Он отвернулся от их запрокинутых циферблатов, обращенных к потолку.

— Правильно, — сказал Гун, — чего там жалеть.

Мастер протянул руки, и его облачили в плащ.

Новый помощник снял свой рабочий халат. Под халатом оказался рыжий пиджак.

— Вон оно что, — сказал, удивясь, мастер.

Он вышел из мастерской. Депутация гангмахеров, штейнфассеров, демонтеров и репассеров терпеливо дожидалась, имея в авангарде госпожу Цеде с кофейником.

— Господа! — сказал Гун. — Дорогой старец уходит на отдых. Эх, где наша не пропадала — помимо неслыханной пенсии дарую ему дом с полной обстановкой на улице Пломбированных Лип! Эники-беники!

— Ели вареники! — нестройно закричали гангмахеры, штейнфассеры, демонтеры, репассеры и госпожа Цеде.

— Господин Григсгаген! — восторженно завизжала госпожа Цеде. — Мы вам признательны от всего сердца, так прекрасно и благородно было с вашей стороны пустить время назад, на мой вкус назад неизмеримо, несравненно лучше, чем вперед, разрешите мне вас расцеловать! Господин Григсгаген, этот кофейник мы купили в складчину. Желаем вам пить из него кофе двести лет!

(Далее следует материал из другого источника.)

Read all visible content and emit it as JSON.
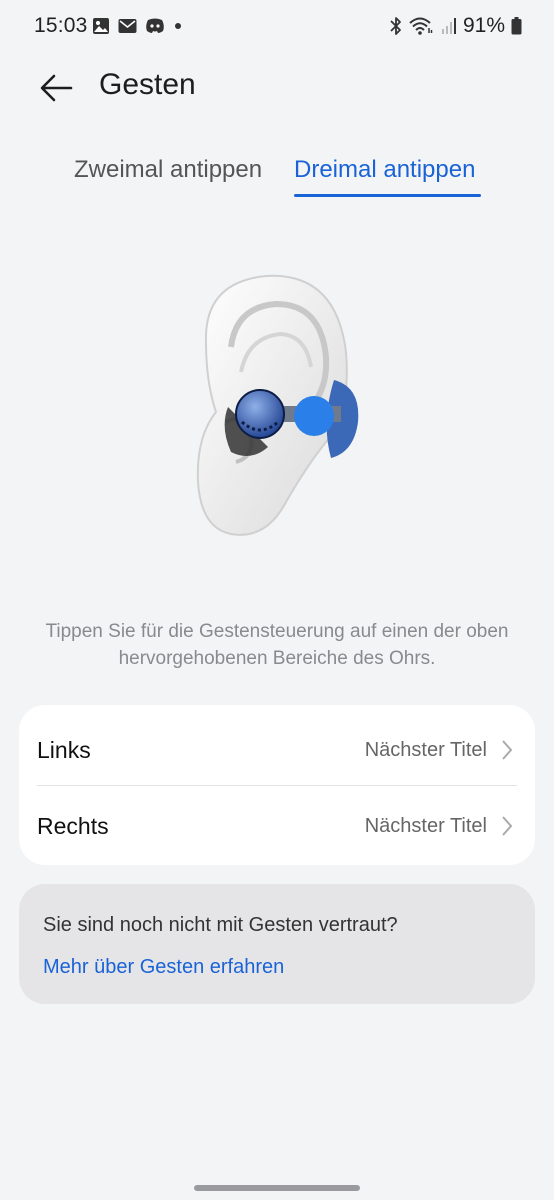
{
  "status_bar": {
    "time": "15:03",
    "left_icons": [
      "gallery-icon",
      "mail-icon",
      "discord-icon",
      "dot-icon"
    ],
    "right_icons": [
      "bluetooth-icon",
      "wifi-icon",
      "signal-icon",
      "battery-icon"
    ],
    "battery": "91%"
  },
  "header": {
    "back_icon": "arrow-left-icon",
    "title": "Gesten"
  },
  "tabs": [
    {
      "label": "Zweimal antippen",
      "selected": false
    },
    {
      "label": "Dreimal antippen",
      "selected": true
    }
  ],
  "hint": "Tippen Sie für die Gestensteuerung auf einen der oben hervorgehobenen Bereiche des Ohrs.",
  "settings": {
    "rows": [
      {
        "label": "Links",
        "value": "Nächster Titel"
      },
      {
        "label": "Rechts",
        "value": "Nächster Titel"
      }
    ]
  },
  "info": {
    "text": "Sie sind noch nicht mit Gesten vertraut?",
    "link": "Mehr über Gesten erfahren"
  },
  "colors": {
    "accent": "#1a63d6",
    "background": "#f3f4f6",
    "card": "#ffffff",
    "info_card": "#e5e5e8"
  }
}
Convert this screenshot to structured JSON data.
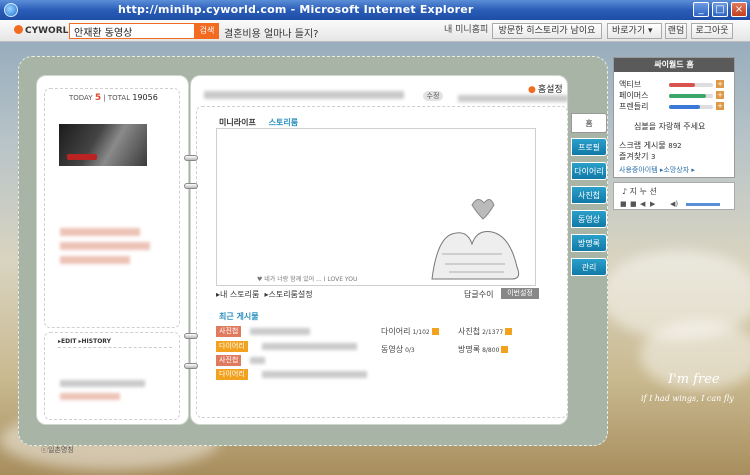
{
  "window": {
    "title": "http://minihp.cyworld.com - Microsoft Internet Explorer",
    "buttons": [
      "_",
      "□",
      "×"
    ]
  },
  "topbar": {
    "logo": "CYWORLD",
    "search_value": "안재환 동영상",
    "search_button": "검색",
    "ad_link": "결혼비용 얼마나 들지?",
    "my_mini": "내 미니홈피",
    "visited": "방문한 히스토리가 남이요",
    "goto": "바로가기",
    "random": "랜덤",
    "logout": "로그아웃"
  },
  "left": {
    "today_label": "TODAY",
    "today_value": "5",
    "total_label": "TOTAL",
    "total_value": "19056",
    "edit": "▸EDIT",
    "history": "▸HISTORY"
  },
  "main": {
    "edit_pill": "수정",
    "home_settings": "홈설정",
    "tabs": [
      "미니라이프",
      "스토리룸"
    ],
    "stage_caption": "♥ 네가 너랑 함께 있어 ... I LOVE YOU",
    "story_left": "▸내 스토리룸",
    "story_right": "▸스토리룸설정",
    "reply_label": "답글수이",
    "reply_button": "이번설정",
    "recent_title": "최근 게시물",
    "recent_tags": [
      "사진첩",
      "다이어리",
      "사진첩",
      "다이어리"
    ],
    "stats": [
      {
        "label": "다이어리",
        "value": "1/102"
      },
      {
        "label": "사진첩",
        "value": "2/1377"
      },
      {
        "label": "동영상",
        "value": "0/3"
      },
      {
        "label": "방명록",
        "value": "8/800"
      }
    ]
  },
  "side_tabs": [
    "홈",
    "프로필",
    "다이어리",
    "사진첩",
    "동영상",
    "방명록",
    "관리"
  ],
  "widget": {
    "title": "싸이월드 홈",
    "gauges": [
      {
        "label": "액티브",
        "color": "#d9534f",
        "level": 0.6
      },
      {
        "label": "페이머스",
        "color": "#3aa66a",
        "level": 0.85
      },
      {
        "label": "프렌들리",
        "color": "#3a7ad6",
        "level": 0.7
      }
    ],
    "praise": "심볼을 자랑해 주세요",
    "scrap_label": "스크랩 게시물",
    "scrap_value": "892",
    "fav_label": "즐겨찾기",
    "fav_value": "3",
    "links": "사용중아이템 ▸소망상자 ▸"
  },
  "player": {
    "song": "지 누 션"
  },
  "backdrop": {
    "title": "I'm free",
    "tagline": "if I had wings, I can fly"
  },
  "footer": "ⓒ일촌명칭"
}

Мастер ждал еще речей. Но его товарищи по профессии уставились в землю.

— Давайте ваш кофейник, — обиженно сказал мастер.

Помощник в рыжем пиджаке спустил над витриной гофрированную железную штору. Она упала с громом. На дверь он повесил замок с пудовую гирю величиной и ключ отдал Гуну.

Другой рыжий пиджак вынул молоток из кармана и прибил к дому доску с надписью:

Здесь с такого-то года прежней эры
по такой-то новейшей эры
работал знаменитый часовщик Григсгаген,
ученик Себастиана

Санитар Мартин

В тюремной камере санитар Мартин, закованный в цепи, ждал казни.

Тюрьма была устроена на скорую руку в бывшей больнице. Стены камеры были белые, гладкие; свет голой лампочки отражался в них.

— Ну поди ж ты, — горько терзался Мартин, — ну кому б это в думку взбрело, что за улыбку с тебя взыщется? Добро бы что-нибудь. Добро б я ему в зубы дал. Или хотя б там грубое слово. А то — ну смешливый я. С детства. Палец мне покажи — я смеюсь. Смешно мне было, что он леченья боялся. Ему как лучше сделать норовят, а он вопит, бывало, так, что с улицы стучаться начинают — мол, вы больного не обижаете ли. А кто обижал — лечили, берегли, купали сукина сына, его бы в ванне потопить, а мы его греческой губкой мыли. Теперь он нас перетопит, все улыбки нам вспомянет.